Würde mich freuen, wenn ich hier vielleicht fündig werde 

Grüße


----------



## wintergriller (11. August 2010)

Susi75 schrieb:


> Hallo,
> 
> ich wohne in Schmitten und suche Mädels aus der Gegend, die Lust haben  abends nach Feierabend noch einen Runde mit dem Mountainbike durch den  Taunus zu fahren.
> Für mich steht der Spaß am mountainbiken im Vordergrund, verfolge keine  größeren (Leistungs-) Ziele ....außer vielleicht meine Angst vor Trails  und holprigen steilen Abfahrten zu überwinden
> ...



Aloha,

ich wohne ebenfalls in Schmitten und bin für eine Feierabendrunde immer zu haben.
Ich fahre meist mit meinem Mann, über das Lokalforum Frankfurt und Umgebung haben wir noch einen weiteren Fahrer in Schmitten kennengelernt der uns manchmal begleitet. Insgesamt sind wir gemütlich unterwegs.  Kannst dort ja auch mal reinschauen.....

Wir haben gerade erst einen Freeride-AlpenX gefahren und wollen in 1,5 Wochen mit den Rennrädern bei Rad am Ring mitfahren, deshalb hat das Rennrad bei mir momentan Priorität.
Danach bin ich wieder MTB ready 

Gruss,
Dani

PS: Auch wenn es sich schon fast "ambitioniert" anhört..... wir fahren wirklich just for fun


----------



## MTB-News.de




----------



## Susi75 (11. August 2010)

Aloha auch 

Freeride-AlpenX  ... das klingt in der Tat ambitioniert und macht mir etwas Angst 

Mein Freund fährt auch und gelegentlich fahren wir auch zusammen, aber die Leistungsunterschiede sind ziemlich gravierend so dass ich mich völlig verausgabe und er dabei immer noch fast nen Ruhepuls hat  ;-)
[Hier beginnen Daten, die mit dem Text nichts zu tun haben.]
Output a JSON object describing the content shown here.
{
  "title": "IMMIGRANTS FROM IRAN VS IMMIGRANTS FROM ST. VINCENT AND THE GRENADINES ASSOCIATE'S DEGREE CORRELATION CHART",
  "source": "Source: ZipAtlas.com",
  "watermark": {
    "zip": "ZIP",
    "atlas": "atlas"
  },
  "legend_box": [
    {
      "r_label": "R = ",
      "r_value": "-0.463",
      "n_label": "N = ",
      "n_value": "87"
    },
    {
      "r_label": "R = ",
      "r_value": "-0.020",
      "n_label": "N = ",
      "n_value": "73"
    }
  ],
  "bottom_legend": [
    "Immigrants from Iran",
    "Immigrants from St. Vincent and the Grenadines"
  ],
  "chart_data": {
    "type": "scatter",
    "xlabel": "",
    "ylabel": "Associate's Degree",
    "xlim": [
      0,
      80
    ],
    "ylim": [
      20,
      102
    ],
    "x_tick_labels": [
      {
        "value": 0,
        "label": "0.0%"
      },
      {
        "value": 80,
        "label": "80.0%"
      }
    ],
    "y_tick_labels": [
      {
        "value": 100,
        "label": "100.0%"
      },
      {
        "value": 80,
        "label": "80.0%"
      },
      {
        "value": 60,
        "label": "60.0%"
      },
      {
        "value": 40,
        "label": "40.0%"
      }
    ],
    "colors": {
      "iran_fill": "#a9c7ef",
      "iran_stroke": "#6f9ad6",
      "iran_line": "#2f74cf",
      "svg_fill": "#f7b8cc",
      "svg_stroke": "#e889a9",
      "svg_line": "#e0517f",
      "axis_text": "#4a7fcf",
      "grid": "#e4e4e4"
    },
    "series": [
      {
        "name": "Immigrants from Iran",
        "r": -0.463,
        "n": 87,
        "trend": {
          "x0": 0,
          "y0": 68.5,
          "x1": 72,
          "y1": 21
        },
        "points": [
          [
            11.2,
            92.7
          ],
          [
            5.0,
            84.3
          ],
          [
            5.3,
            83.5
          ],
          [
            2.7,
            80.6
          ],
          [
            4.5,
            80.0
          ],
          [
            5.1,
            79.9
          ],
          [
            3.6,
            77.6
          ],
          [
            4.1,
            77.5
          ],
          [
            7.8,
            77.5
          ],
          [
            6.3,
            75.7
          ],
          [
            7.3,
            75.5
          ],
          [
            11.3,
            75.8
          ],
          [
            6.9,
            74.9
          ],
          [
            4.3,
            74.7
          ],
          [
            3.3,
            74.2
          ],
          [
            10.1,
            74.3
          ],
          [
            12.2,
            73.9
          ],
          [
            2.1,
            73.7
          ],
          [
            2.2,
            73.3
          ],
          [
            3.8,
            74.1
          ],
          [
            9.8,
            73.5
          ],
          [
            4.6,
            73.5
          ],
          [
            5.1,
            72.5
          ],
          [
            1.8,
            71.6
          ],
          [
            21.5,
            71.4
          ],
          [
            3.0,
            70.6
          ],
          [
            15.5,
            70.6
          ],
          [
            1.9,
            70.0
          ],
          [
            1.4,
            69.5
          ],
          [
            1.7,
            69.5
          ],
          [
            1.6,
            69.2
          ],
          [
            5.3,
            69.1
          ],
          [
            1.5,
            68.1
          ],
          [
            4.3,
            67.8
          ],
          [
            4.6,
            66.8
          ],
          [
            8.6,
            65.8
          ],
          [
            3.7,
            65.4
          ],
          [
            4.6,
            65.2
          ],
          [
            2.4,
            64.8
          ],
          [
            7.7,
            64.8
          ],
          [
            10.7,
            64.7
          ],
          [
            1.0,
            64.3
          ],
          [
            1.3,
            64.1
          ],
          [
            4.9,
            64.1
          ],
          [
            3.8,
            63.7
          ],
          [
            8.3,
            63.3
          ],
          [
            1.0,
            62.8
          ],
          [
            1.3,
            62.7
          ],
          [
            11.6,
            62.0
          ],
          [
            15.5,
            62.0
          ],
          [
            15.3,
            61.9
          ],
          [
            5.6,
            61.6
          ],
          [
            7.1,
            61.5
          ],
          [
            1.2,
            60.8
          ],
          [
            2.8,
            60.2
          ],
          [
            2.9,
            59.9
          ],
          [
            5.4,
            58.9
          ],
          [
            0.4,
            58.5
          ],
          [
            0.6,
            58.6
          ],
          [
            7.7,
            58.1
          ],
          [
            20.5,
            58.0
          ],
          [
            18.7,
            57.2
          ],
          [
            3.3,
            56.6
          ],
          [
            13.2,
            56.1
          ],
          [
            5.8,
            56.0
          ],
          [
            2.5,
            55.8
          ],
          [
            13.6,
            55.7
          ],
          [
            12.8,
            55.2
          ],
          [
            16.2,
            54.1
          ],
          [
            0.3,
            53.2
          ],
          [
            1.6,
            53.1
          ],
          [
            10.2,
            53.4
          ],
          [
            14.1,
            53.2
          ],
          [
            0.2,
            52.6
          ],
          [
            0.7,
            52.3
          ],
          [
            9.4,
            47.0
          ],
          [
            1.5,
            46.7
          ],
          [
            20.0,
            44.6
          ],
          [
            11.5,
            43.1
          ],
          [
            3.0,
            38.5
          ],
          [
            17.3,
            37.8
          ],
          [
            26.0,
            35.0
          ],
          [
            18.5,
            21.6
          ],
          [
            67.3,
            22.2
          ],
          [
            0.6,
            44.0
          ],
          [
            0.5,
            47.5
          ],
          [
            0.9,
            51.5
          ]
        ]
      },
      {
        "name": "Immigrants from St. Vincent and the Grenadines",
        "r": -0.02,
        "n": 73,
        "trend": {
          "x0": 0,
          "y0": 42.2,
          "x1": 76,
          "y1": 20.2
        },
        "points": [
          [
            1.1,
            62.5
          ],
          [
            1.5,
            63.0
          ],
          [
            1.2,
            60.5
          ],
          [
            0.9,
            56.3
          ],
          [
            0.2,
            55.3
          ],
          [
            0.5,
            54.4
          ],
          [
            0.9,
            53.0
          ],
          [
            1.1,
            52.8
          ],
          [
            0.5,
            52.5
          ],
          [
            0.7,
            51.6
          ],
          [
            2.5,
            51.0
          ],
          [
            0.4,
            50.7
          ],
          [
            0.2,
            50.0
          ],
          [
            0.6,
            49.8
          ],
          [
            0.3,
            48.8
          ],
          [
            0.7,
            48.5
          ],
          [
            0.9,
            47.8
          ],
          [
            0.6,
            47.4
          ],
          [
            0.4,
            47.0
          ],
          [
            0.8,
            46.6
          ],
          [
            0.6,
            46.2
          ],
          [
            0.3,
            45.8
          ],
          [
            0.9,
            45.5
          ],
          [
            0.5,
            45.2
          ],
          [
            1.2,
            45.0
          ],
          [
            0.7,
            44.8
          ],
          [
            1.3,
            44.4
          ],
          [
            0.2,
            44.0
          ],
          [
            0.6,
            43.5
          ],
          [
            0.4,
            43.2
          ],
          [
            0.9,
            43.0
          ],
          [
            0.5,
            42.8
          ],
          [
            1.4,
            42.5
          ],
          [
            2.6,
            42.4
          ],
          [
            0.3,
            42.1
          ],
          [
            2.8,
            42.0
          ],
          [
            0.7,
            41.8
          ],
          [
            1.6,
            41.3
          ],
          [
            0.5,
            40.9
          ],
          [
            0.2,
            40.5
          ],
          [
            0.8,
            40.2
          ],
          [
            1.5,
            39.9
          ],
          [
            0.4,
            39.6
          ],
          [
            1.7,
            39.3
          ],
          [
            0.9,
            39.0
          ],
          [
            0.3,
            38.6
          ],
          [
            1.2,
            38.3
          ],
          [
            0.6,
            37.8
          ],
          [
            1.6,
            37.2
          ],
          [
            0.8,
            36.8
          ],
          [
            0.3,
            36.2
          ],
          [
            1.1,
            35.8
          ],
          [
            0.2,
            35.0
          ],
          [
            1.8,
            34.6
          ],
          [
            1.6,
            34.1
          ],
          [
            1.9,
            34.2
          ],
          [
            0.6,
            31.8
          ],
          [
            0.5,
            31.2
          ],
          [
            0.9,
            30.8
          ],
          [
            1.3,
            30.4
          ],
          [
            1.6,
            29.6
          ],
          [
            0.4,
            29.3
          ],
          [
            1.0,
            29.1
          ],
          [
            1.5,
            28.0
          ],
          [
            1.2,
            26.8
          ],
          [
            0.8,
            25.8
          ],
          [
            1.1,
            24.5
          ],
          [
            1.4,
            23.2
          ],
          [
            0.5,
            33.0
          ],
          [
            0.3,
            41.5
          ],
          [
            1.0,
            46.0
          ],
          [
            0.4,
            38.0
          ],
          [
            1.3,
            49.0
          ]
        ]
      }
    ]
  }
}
Wir können uns aber gern mal was ausmachen und das Ganze einfach mal ausprobieren, vielleicht kann ich mir ja was abgucken 

Dann drück ich schon mal die Daumen für Rad am Ring  Hab mir vor zwei Monaten auch ein Rennrad zugelegt, aber davon bin ich auch noch weit entfernt.

Lass uns am besten per PN in Kontakt bleiben.

Viele Grüße aus Hunoldstal


----------



## MissOldie (15. August 2010)

Hi Susi75,

ich wohne in Grävenwiesbach und bin zwar zäh aber doch eher langsam unterwegs. Hier und da fahre ich auch ganz gerne Trails. Wenn du Zeit und Lust hast, melde dich doch einmal.

LG, MissOldie


----------



## Frau Rauscher (15. August 2010)

Taunus ist mir für eine Feierabendrunde etwas zu kompliziert, aber vielleicht kommen wir ja trotzdem mal zusammen!


----------



## Moorhuhn (7. September 2010)

Hi, habt Ihr Euch schon mal zusammengefunden? Ich suche nämlich auch noch eine Mädelsrunde, da ich bei den Männern meistens hinten dran hänge...(oder die einfacheren Touren nicht so häufig stattfinden). 
Ich wohne in Wiesbaden, aber westlicher Taunus, Kelkheim, Königstein etc. wäre kein Problem. Am WE auch Treffpunkt woanders möglich. Würde gerne den Herbst noch etwas nutzen und fahre Level 1-2. Schönen Gruß!


----------